Todo lo que tengo lo llevo conmigo (9 page)

Hay que adiestrarse en el manejo de la pala del corazón hasta que la hoja de la pala esté muy brillante, hasta que la soldadura parezca una cicatriz en tu mano… y la pala entera un segundo equilibrio exterior.

Y es que descargar carbón con la pala del corazón es diferente a cargar ladrillos cocidos. Al cargar ladrillos sólo cuentas con tus manos, lo importante es la logística. Pero al descargar carbón, la herramienta, la pala del corazón, convierte la logística en arte. Descargar carbón es el deporte más distinguido, más que la equitación, más que los saltos en natación, más que el elegante tenis. Como el patinaje artístico. La pala y yo somos una pareja de patinadores, cabría decir. Quien ha tenido alguna vez su pala del corazón es arrastrado por ella.
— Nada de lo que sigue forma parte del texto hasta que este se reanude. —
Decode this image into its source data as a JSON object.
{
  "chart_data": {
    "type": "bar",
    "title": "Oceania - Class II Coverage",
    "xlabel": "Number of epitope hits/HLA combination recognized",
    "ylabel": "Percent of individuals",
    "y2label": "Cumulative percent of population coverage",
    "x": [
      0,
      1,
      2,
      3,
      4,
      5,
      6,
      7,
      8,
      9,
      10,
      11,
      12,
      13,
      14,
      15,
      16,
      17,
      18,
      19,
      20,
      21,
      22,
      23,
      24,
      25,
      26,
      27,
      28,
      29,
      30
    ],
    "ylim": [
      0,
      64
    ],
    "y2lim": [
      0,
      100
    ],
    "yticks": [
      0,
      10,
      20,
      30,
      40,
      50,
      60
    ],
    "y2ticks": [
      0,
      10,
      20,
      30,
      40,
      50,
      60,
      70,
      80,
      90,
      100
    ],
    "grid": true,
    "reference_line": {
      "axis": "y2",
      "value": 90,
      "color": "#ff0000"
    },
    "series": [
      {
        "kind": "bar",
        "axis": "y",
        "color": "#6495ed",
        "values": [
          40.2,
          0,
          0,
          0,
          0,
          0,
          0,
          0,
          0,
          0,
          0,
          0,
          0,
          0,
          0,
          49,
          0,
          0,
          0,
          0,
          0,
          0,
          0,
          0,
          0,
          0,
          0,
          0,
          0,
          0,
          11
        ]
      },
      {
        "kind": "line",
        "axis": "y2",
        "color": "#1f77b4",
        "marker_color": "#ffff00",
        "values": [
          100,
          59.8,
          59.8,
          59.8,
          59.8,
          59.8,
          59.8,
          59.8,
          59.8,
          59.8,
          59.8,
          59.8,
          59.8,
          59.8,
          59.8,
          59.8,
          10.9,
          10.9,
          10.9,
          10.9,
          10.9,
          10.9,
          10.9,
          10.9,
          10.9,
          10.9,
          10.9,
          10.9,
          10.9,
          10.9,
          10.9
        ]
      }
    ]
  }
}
La descarga de carbón comienza así: cuando el costado del camión ha caído con estrépito, te sitúas arriba a la izquierda y clavas el canto inclinado hasta el suelo de la caja, pisando con el pie la hoja del corazón como si fuera una laya. Cuando te has procurado un espacio de dos pies al borde del camión, de manera que pisas ya el suelo de madera, empiezas a palear. Todos los músculos intervienen con un ritmo brioso y balanceante. Con la mano izquierda agarras la traviesa, y con la derecha el largo cuello, de forma que los dedos reposen sobre el nudito de la soldadura. Después hay que coger el carbón desde arriba y bajarlo hasta el borde haciendo una curva, y con el mismo impulso tirarlo de golpe hacia abajo, más allá del bordillo de la acera. Dejas entonces que la mano derecha se deslice hacia arriba por el mango de madera, casi hasta el asidero transversal, con lo que el peso del cuerpo se desplaza a la pantorrilla derecha y corre hasta las puntas de los dedos de los pies. Luego hay que retroceder la pala vacía, subirla a la izquierda. Otro impulso y después, con la pala nuevamente cargada, abajo a la derecha.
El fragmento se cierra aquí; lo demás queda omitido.